The malevolent agent, nicknamed by Group-IB with the name GoldDiggerwould be active at least from June 2023 and is active on 50 Banking Apps and Cryptocurrency Wallets.
Although the infection appears to be particularly widespread among users from Vietnam, it also occurs in other languages, suggesting that cybercriminals plan to expand into the rest of Asia, Europe and South America.
Per Mr.leHead of Business Development of Group-IB in Vietnam”At the moment GoldDigger is mainly focusing on targets in Vietnam. However, Group-IB’s Threat Intelligence team discovered that, in addition to Vietnamese, the malware includes language translations in Spanish and Traditional Chinese“.
According to experts’ reconstructions, the Trojan spread through a campaign e-mail phishingthrough which a link to a Counterfeit Google Play page.
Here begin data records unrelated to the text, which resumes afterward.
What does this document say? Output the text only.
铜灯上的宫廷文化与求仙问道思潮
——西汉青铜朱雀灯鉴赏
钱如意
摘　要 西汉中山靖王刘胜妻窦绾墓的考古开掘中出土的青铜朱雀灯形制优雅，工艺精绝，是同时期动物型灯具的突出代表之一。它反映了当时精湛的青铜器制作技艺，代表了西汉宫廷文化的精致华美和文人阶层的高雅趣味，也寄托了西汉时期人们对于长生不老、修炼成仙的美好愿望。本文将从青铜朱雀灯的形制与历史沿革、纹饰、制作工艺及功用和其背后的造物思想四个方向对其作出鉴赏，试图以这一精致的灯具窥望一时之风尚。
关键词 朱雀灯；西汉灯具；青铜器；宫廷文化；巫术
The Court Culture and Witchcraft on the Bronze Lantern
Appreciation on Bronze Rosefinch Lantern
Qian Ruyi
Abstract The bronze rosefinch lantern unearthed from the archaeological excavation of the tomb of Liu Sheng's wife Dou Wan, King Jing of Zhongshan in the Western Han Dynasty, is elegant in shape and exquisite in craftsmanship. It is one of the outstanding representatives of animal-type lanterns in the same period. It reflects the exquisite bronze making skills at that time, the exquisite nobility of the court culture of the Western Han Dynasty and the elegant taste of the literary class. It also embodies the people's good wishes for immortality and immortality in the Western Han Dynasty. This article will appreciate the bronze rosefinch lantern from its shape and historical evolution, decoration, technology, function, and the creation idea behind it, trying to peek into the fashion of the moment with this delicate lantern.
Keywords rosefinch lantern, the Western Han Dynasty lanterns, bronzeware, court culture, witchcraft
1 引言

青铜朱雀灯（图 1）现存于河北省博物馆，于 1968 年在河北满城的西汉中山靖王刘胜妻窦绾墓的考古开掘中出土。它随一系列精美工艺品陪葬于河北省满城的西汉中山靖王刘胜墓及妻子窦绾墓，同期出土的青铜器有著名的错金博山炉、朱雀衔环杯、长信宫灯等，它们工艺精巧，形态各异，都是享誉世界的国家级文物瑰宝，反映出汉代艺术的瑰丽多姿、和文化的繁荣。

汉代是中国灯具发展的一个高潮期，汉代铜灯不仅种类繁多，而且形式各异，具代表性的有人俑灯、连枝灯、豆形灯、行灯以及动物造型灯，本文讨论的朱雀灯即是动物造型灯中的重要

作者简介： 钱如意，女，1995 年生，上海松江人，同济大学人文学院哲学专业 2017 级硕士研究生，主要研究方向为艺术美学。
Here, the victim is pressured into downloading an Android app that is passed off as government or otherwise trustworthy. Installing the software, as expected, activates the malware that takes possession of the device.
The GoldDigger Trojan targets bank accounts and crypto wallets
Once installed, GoldDigger requires access to the Android Accessibility Service. This allows the malicious agent to monitor and manipulate the device’s functions. In doing so, the trojan is able to steal sensitive information, including banking app passwordsas well as intercept SMS messages.
Malware developers also use a legitimate obfuscation tool i.e Virbox Protector, to make threat analysis more difficult. This could make GoldDigger even more dangerous if cybercriminals plan to attack global targets.
Group-IB urged users to update operating systems of mobile devices and to avoid downloading applications from external sources with respect to Google Play Store. Furthermore, as per practice, experts always recommend check permissions requests an application once downloaded and installed.